A Brest262, le Comité a participé entre avril et septembre 1982 à la présentation d'un montage d'une interview d'Hassan II*. Le CCRM a organisé une soirée avec projection du film « l'Attentat » et essayait de tenir une table de presse hebdomadaire régulière.

Le Comité strasbourgeois a tenu un programme d'activités intense entre janvier et juin 1982263. Du 14 au 25 janvier, le Comité a distribué un dépliant intitulé « le Maroc touristique » à l'occasion de la projection du film « L'envoûtement du Sud marocain ». Le 1er février, le Comité organise une rencontre avec l'Association Catholique pour l'Abolition de la Torture (ACAT) et envoie un communiqué à trois journaux alsaciens264 dénonçant la visite d'Hassan II* en France. Le 12 février, le Comité organise une soirée culturelle où sont invités des chanteurs marocains et turcs. Le 23 février, le Comité fut convié à exposer la situation du Maroc dans le cadre de la semaine panafricaine qui traitait du thème des Droits de l'Homme en Afrique. Le 2 mars, le Comité a participé à un meeting avec des représentants de l'USFP à propos de l'arrestation du secrétaire général du parti Abderrahim Bouabid*. Une table de vente a été aménagée et le CCRM a fait une intervention sur les derniers évènements en rapport avec la répression. Du 4 avril au 22 juin, le Comité a organisé un concert pour le groupe marocain Nass El Ghiwane265 et a distribué des tracts avec la section locale de l'UNEM. Le CCRM a exposé plusieurs panneaux et a procuré des informations dans le cadre d'une interview donnée à une étudiante en journalisme à l'Institut

260 CEGES, Fonds Pierre Le Grève, AA 1936, Liasse n°408, Les CLCRM - Coordinations européennes : Communiqué : Foire gastronomique de Dijon - Une action unitaire réussie du 21 novembre 1981.

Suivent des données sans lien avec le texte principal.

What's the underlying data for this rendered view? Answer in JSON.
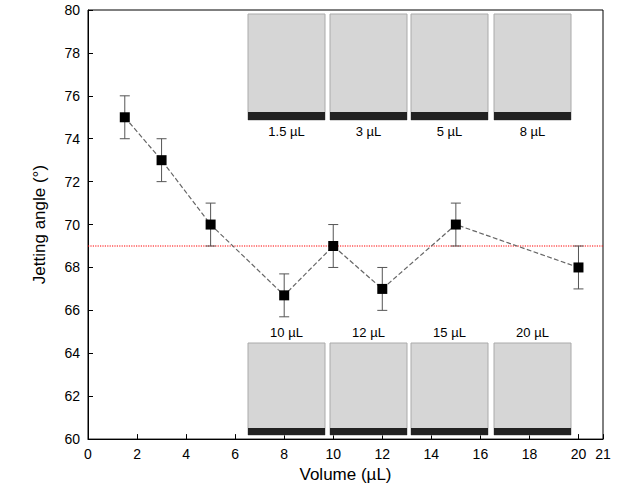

261 Claude Cheysson (1920-2012) fut un haut fonctionnaire et homme politique français. Il a été commissaire européen chargé des relations avec les pays en voie de développement (1973-1981) et ministre des Relations extérieures (1981-1984).

262 CEGES, Fonds Pierre Le Grève, AA 1936, Liasse n°408, Les CLCRM - Coordinations européennes : Bilan des activités du CLCRM de Brest daté de 1982-1983.

263 CEGES, Fonds Pierre Le Grève, AA 1936, Liasse n°408, Les CLCRM - Coordinations européennes : Bilan des activités du CLCRM de Strasbourg daté du 22 juin 1982.

264 Ces journaux sont : Les Dernières Nouvelles d'Alsace, Le Nouvel Alsacien, L'Alsace.

265 Nass El Ghiwane fut l'un des groupes musicaux les plus importants au Maroc. Ce groupe musicale est né à la fin des années 1960 et puisait dans les répertoires populaires avec un intérêt de l'actualité sociale et politique marocaine.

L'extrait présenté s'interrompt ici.